While average in the East, Midcontinent and Gulf Coast on Thursday saw just as many gains as losses, spots in the Rockies and further west saw widespread gains from a few pennies to a little more than a nickel.

All cash averages will experience some very bearish influence on Friday as futures crashed lower Thursday following a bearish storage report from the Energy Information Administration (EIA). The EIA reported that 87 Bcf was injected into underground inventories for the week ending Sept. 9, which was on the high side of industry’s expectations. October futures reached a low of $3.875 during the regular session before closing at $3.878, down 16.1 cents from Wednesday’s finish (see related story).

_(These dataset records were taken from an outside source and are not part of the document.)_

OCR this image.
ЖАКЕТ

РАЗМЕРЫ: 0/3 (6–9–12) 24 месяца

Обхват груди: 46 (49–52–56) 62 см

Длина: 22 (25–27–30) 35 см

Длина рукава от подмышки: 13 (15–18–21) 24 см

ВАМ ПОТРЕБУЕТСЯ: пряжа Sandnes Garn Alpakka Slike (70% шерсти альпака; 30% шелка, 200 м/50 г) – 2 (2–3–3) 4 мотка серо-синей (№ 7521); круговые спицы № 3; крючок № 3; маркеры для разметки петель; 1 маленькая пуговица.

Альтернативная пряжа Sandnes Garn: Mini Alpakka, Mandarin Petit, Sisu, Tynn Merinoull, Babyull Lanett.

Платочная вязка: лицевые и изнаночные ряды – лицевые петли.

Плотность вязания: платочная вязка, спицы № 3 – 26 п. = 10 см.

“The build was in the upper part of the range of expectations and has sparked a bearish price reaction, but since it was less than the 94 Bcf our model had produced, we think it could have been worse,” said Tim Evans, an analyst with Citi Futures Perspective in New York. “The key for prices will be how much damage this inflicts. If the downside proves limited and prices recover [by the weekend], then passing the test could lead to a move higher, in our view.”

Much has been made of the market’s recent attraction to the $4 price level. Some analysts have noted that because the number keeps popping up so often, producers are even adjusting to be able to do business at it (see Daily GPI, Sept. 15).

“If you scan the indices and look for a trend, it’s not hard to see that a vast majority of the price averages fall just on either side of $4,” said a Northeast trader. “We’ve seen this price level quite a lot, so I think people feel pretty comfortable with doing business in this [price] area. Adding a little bit of stability to the equation is the futures market. Front month futures have been oscillating on either side of $4 since the beginning of August. Will this last forever? Of course not. But has it been a pretty stable price level for at least the last month? The answer is yes, and until we get a significant fundamental shift, we’re likely to stick around here.”

On the weather front, traders were able to take their eyes off of the tropics for the first time in weeks. The only storm currently on the radar is Tropical Storm Maria, which was halfway up the U.S. East Coast Thursday afternoon but well out into the Atlantic.

Near-term weather forecasts are not offering much in terms of price direction advice as they remain virtually unchanged from a few days ago. According to the National Oceanic and Atmospheric Administration’s six- to 10-day forecast covering Sept. 21-25, the western half of the country, the north central portion, and New England are expected to experience mildly above-normal temperatures while much of the Southeast will see mildly below-normal readings.